Extract from YAML config at `.provisioner-config.cells.<zone>.pgctld.pooler-dir`

## Examples

**Cluster-wide:**

User: "start the cluster"

- Execute: `./bin/multigres cluster start`

User: "stop cluster"

- Execute: `./bin/multigres cluster stop`

User: "cluster status"

- Execute: `./bin/multigres cluster status`

User: "show me all multipoolers" or "get poolers"

- Execute: `./bin/multigres getpoolers`

User: "check if multipoolers are in recovery" or "check multipooler status"

- Parse config to get all zones and service IDs
- Execute: `./bin/multigres getpoolerstatus --cell <zone> --service-id <id>` for each
- Display pooler_type (PRIMARY/REPLICA) and postgres_role (primary/standby)

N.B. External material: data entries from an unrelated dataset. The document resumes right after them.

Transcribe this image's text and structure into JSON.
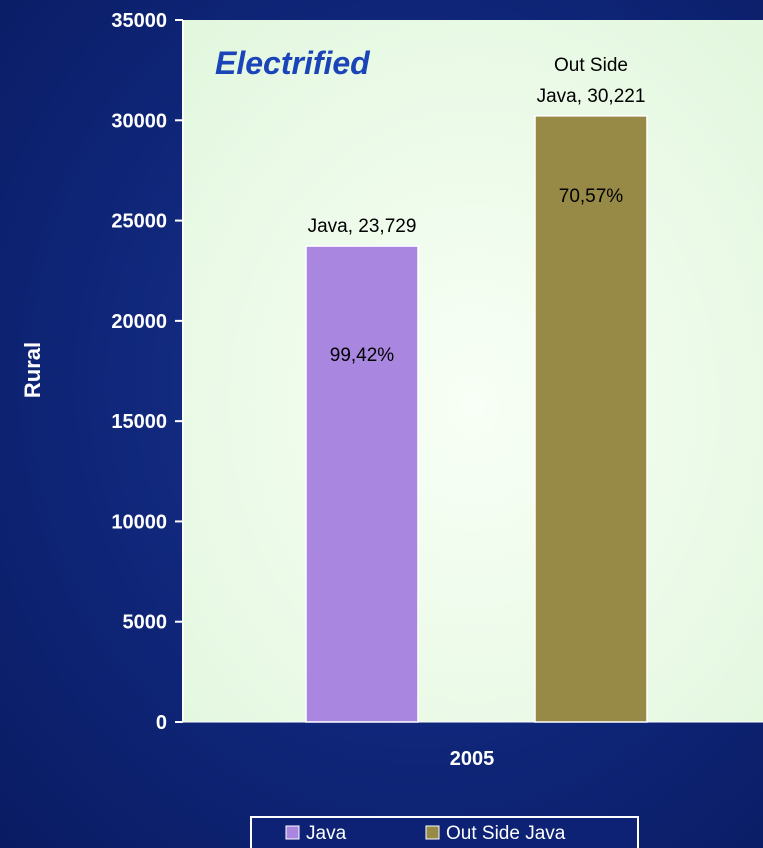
{
  "chart_data": {
    "type": "bar",
    "title": "Electrified",
    "ylabel": "Rural",
    "categories": [
      "2005"
    ],
    "ylim": [
      0,
      35000
    ],
    "yticks": [
      0,
      5000,
      10000,
      15000,
      20000,
      25000,
      30000,
      35000
    ],
    "series": [
      {
        "name": "Java",
        "values": [
          23729
        ],
        "color": "#a987e0",
        "label_lines": [
          "Java, 23,729"
        ],
        "inner_label": "99,42%"
      },
      {
        "name": "Out Side Java",
        "values": [
          30221
        ],
        "color": "#978946",
        "label_lines": [
          "Out Side",
          "Java, 30,221"
        ],
        "inner_label": "70,57%"
      }
    ],
    "legend_position": "bottom",
    "plot_background": "#e9fbe6"
  }
}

User: "check zone1 multipooler status"

- Look up service ID for zone1
- Execute: `./bin/multigres getpoolerstatus --cell zone1 --service-id <id>`

**Observability:**

User: "start cluster with otel" or "start cluster with observability"

- Start `demo/local/run-observability.sh` (if not running)
- Start `demo/local/multigres-with-otel.sh cluster start --config-path <path>`

User: "teardown everything" or "stop everything"

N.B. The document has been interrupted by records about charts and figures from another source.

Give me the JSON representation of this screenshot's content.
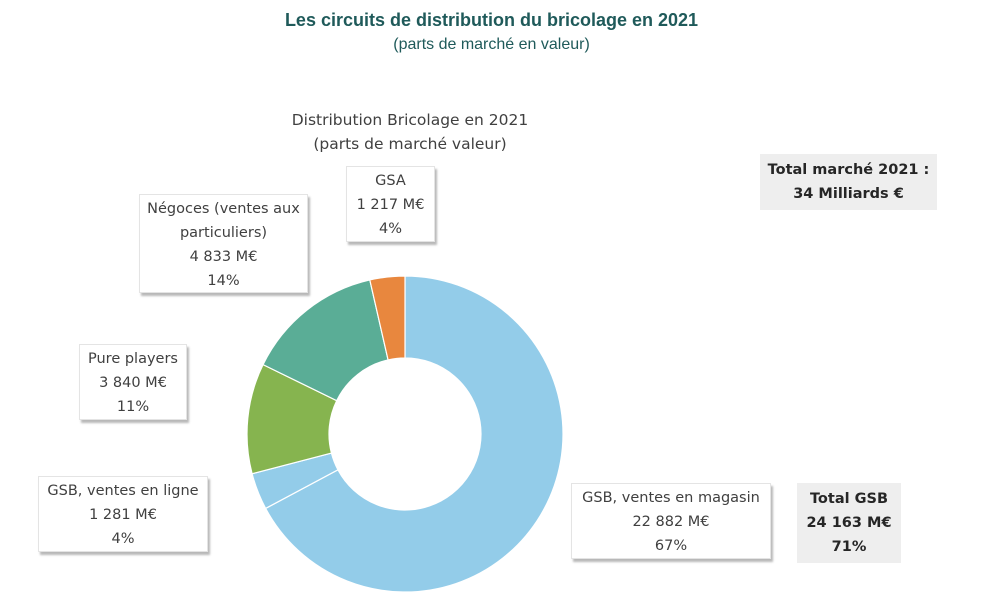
{
  "header": {
    "title": "Les circuits de distribution du bricolage en 2021",
    "subtitle": "(parts de marché en valeur)"
  },
  "chart_data": {
    "type": "pie",
    "style": "donut",
    "title": "Distribution Bricolage en 2021",
    "subtitle": "(parts de marché valeur)",
    "unit": "M€",
    "slices": [
      {
        "name": "GSB, ventes en magasin",
        "value": 22882,
        "value_label": "22 882  M€",
        "percent": 67,
        "percent_label": "67%",
        "color": "#93cce9"
      },
      {
        "name": "GSB, ventes en ligne",
        "value": 1281,
        "value_label": "1 281  M€",
        "percent": 4,
        "percent_label": "4%",
        "color": "#93cce9"
      },
      {
        "name": "Pure players",
        "value": 3840,
        "value_label": "3 840  M€",
        "percent": 11,
        "percent_label": "11%",
        "color": "#86b44f"
      },
      {
        "name": "Négoces (ventes aux particuliers)",
        "name_lines": [
          "Négoces (ventes aux",
          "particuliers)"
        ],
        "value": 4833,
        "value_label": "4 833  M€",
        "percent": 14,
        "percent_label": "14%",
        "color": "#5aad96"
      },
      {
        "name": "GSA",
        "value": 1217,
        "value_label": "1 217  M€",
        "percent": 4,
        "percent_label": "4%",
        "color": "#e8873e"
      }
    ],
    "annotations": {
      "total_market": {
        "line1": "Total marché 2021 :",
        "line2": "34 Milliards €"
      },
      "total_gsb": {
        "line1": "Total GSB",
        "line2": "24 163 M€",
        "line3": "71%"
      }
    }
  }
}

- Stop cluster: `./bin/multigres cluster stop --config-path <path>`
- Stop observability: `docker rm -f multigres-observability`

User: "restart everything" or "full restart"

- Teardown, then start observability + cluster

User: "push traffic" or "generate load"

- Run pgbench init + pgbench with `-P 5` for progress

**Individual components:**

User: "stop pgctld"

- Read config to find available pgctld instances
- Ask user which one to stop (zone1, zone2, or zone3)
- Execute stop command with selected pooler-dir

User: "restart pgctld xf42rpl6 as standby"

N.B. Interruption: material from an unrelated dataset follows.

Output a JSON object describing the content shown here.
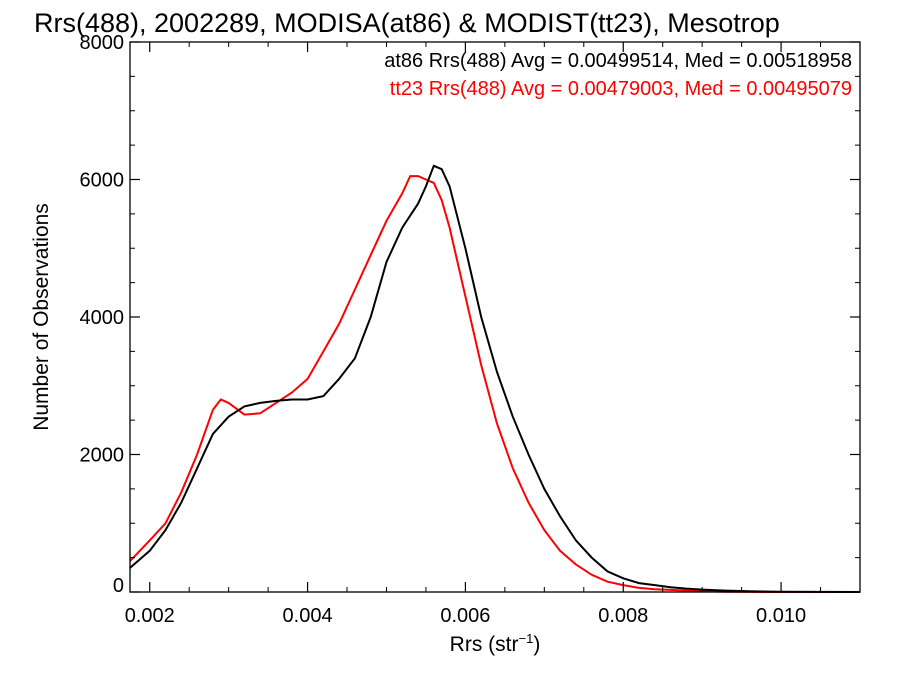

- Look up pooler-dir for xf42rpl6 in config
- Execute: `./bin/pgctld restart --pooler-dir /path/to/pooler_xf42rpl6 --as-standby`

User: "logs multipooler hm9hmxzm"

- Show: `./multigres_local/logs/dbs/postgres/multipooler/hm9hmxzm.log`

User: "tail pgctld"

- Ask which instance
- Tail the corresponding log file

User: "connect to multipooler zone1" or "psql multipooler xf42rpl6"

- Look up pooler-dir and pg-port from config
- Show: `psql -h <pooler-dir>/pg_sockets -p <pg-port> -U postgres -d postgres`

User: "connect to multigateway" or "psql multigateway"

- Ask which zone
- Show: `psql -h localhost -p <pg-port> -U postgres -d postgres`